Een recent ontdekte kwetsbaarheid in Microsoft Exchange is zo ernstig dat Microsoft updates lanceert voor versies die officieel niet meer van ondersteuning genieten. Administrators moeten die patches manueel installeren.
Begin deze maand kwam aan het licht dat Microsoft Exchange-servers kwetsbaar zijn voor vier zero day-lekken. Hoewel Microsoft tijdig een patch lanceerde, blijken erg veel organisaties kwetsbaar. De achterpoortjes worden bovendien actief uitgebuit door criminelen gelinkt aan de Chinese overheid. Ze geven aanvallers de mogelijkheid om mee te lezen in e-mails en data te stelen. Naar schatting zijn 60.000 tot zelfs meer dan 100.000 organisaties wereldwijd getroffen.
Noodpatch
Microsoft catalogiseert de aanval nu als ernstig genoeg om updates uit te rollen voor versies van Exchange die officieel geen ondersteuning meer genieten. Daarbij gaat het onder andere om Exchange 2010 SP3. De updates verschijnen niet automatisch. Beheerders moeten de update via het Microsoft Download Center of de Microsoft Update Catalog binnenhalen.
De update kan voor problemen zorgen op verouderde installaties met UAC ingeschakeld. Om die problemen te voorkomen, is het belangrijk dat beheerders de juiste stappen volgen voor de installatie. Het volstaat niet om te dubbelklikken op het updatebestand: je moet het volgens Microsoft activeren via een Command Prompt-venster dat je als administrator uitvoert.
De softwarespecialist benadrukt dat deze éénmalige patch een noodoplossing is om verdere schade te voorkomen. Organisaties die een niet ondersteunde versie van Exchange gebruiken, zijn fundamenteel onveilig en moeten migreren naar een alternatief dat wel nog beveiligingsupdates krijgt.
Geleden schade
Maak je als organisatie gebruik van Exchange on-premises of via een gehoste oplossing, dan is de kans in de praktijk groot dat de aanvallers zich een weg naar binnen konden banen.
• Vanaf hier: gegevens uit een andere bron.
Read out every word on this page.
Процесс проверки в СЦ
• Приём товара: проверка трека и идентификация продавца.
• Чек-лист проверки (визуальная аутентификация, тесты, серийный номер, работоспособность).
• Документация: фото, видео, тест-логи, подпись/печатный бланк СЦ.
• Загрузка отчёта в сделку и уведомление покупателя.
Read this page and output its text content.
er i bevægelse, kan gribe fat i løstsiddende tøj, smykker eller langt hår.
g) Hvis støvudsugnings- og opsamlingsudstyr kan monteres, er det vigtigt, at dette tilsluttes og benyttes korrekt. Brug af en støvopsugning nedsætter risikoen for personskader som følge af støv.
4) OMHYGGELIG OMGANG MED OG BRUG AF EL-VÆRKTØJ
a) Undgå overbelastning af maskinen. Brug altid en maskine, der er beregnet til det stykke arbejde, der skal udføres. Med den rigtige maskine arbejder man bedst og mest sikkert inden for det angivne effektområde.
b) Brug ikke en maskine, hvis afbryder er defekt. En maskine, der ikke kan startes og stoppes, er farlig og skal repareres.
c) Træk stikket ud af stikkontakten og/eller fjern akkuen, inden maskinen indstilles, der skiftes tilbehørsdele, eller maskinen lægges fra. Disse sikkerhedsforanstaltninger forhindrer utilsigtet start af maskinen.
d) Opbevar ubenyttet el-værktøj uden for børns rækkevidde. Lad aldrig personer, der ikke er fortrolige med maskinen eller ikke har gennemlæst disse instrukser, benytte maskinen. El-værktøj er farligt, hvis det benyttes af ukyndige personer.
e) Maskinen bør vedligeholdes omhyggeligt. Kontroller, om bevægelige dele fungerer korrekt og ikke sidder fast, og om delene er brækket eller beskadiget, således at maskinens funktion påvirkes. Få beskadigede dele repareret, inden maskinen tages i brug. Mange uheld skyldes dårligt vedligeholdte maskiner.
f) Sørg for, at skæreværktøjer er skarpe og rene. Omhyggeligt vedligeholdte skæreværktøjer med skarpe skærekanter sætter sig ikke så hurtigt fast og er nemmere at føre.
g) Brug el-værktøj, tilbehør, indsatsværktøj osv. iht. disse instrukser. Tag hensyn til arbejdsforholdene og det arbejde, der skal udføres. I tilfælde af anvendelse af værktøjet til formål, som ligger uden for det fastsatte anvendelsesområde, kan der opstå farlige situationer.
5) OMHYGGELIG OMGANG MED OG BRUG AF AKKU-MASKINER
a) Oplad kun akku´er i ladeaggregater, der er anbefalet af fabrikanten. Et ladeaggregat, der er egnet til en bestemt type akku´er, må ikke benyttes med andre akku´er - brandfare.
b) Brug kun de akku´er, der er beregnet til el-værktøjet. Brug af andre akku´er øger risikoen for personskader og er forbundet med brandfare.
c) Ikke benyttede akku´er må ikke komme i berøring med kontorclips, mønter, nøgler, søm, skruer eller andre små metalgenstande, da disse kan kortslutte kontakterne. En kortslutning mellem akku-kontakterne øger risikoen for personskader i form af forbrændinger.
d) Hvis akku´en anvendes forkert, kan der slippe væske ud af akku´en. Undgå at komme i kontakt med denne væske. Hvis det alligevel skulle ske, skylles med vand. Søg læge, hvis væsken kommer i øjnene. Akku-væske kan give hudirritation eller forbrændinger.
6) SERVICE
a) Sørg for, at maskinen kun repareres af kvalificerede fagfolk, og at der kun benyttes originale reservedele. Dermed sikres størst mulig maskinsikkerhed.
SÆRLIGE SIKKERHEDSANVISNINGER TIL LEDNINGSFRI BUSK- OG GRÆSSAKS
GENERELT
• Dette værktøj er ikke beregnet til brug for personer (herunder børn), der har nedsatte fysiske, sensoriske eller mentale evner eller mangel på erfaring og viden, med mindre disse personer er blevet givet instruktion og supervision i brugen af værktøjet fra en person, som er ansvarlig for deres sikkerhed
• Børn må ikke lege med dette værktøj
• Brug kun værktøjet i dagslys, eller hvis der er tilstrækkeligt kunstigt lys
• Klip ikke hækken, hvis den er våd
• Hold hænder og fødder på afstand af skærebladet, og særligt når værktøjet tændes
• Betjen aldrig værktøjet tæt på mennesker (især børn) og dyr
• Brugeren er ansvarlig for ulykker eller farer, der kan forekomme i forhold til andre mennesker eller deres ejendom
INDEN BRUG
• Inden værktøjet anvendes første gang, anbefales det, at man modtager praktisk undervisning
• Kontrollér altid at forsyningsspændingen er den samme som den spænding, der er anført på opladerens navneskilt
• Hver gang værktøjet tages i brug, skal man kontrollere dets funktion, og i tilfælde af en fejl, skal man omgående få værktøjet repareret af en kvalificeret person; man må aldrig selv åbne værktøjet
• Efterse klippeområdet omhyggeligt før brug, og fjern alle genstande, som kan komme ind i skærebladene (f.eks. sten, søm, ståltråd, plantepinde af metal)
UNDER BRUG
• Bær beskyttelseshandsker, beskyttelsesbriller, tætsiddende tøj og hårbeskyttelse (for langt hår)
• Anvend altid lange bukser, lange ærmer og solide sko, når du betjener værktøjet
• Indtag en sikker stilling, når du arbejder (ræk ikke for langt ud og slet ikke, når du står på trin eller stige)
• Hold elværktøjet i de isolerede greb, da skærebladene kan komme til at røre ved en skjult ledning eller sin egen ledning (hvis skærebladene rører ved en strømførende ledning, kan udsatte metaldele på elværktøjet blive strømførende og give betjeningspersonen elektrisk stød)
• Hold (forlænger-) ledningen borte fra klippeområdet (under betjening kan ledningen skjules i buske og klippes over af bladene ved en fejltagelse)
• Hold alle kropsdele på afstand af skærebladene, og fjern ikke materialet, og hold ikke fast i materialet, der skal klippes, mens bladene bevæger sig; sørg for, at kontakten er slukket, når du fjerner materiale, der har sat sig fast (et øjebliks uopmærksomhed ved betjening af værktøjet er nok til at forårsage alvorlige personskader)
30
De installatie van de patch lost de kwetsbaarheid op, maar gecompromitteerde systemen blijven gekraakt. De hackers in kwestie zijn gelinkt aan de Hafnium-groep. Zij lijken nu vooral van plan zoveel mogelijk servers binnen te vallen, zodat ze die later kunnen uitbuiten.
Microsoft was al sinds januari op de hoogte van de kwetsbaarheid maar kwam pas begin maart met een patch. Redmond lijkt de ernst van de situatie niet correct te hebben ingeschat. Met de patch voor niet ondersteunde systemen wordt helemaal duidelijk dat deze kwetsbaarheid een enorme impact heeft. Microsoft brengt maar heel af en toe een update uit voor software waarvan de ondersteuning is verlopen. In 2017 kreeg Windows XP bijvoorbeeld een update om het OS te beschermen tegen de WannaCry-ransomware.
Patchen en controleren
Heb je een ondersteunde versie van Exchange: installeer dan onmiddellijk de beschikbare patches en controleer of de aanvallers al zijn binnengeraakt in je systeem. Microsoft bouwde alvast een script om je daarbij te helpen.
Draai je een oudere versie van Exchange, installeer dan eveneens onmiddellijk de uitzonderlijk ter beschikking gestelde patches, controleer op eventuele extra malware en onderzoek dan waarom je organisatie nog op gevaarlijke oude technologie vertrouwt. Migreren is in deze fase niet optioneel. Vergeet niet mailservers persoonsgegevens kunnen bevatten, en de GDPR verwacht dat je op een redelijke manier moeite doet om die te beschermen. Je mailserver draaien op niet ondersteunde software van een decennium geleden kan wel eens als nalatigheid beschouwd worden.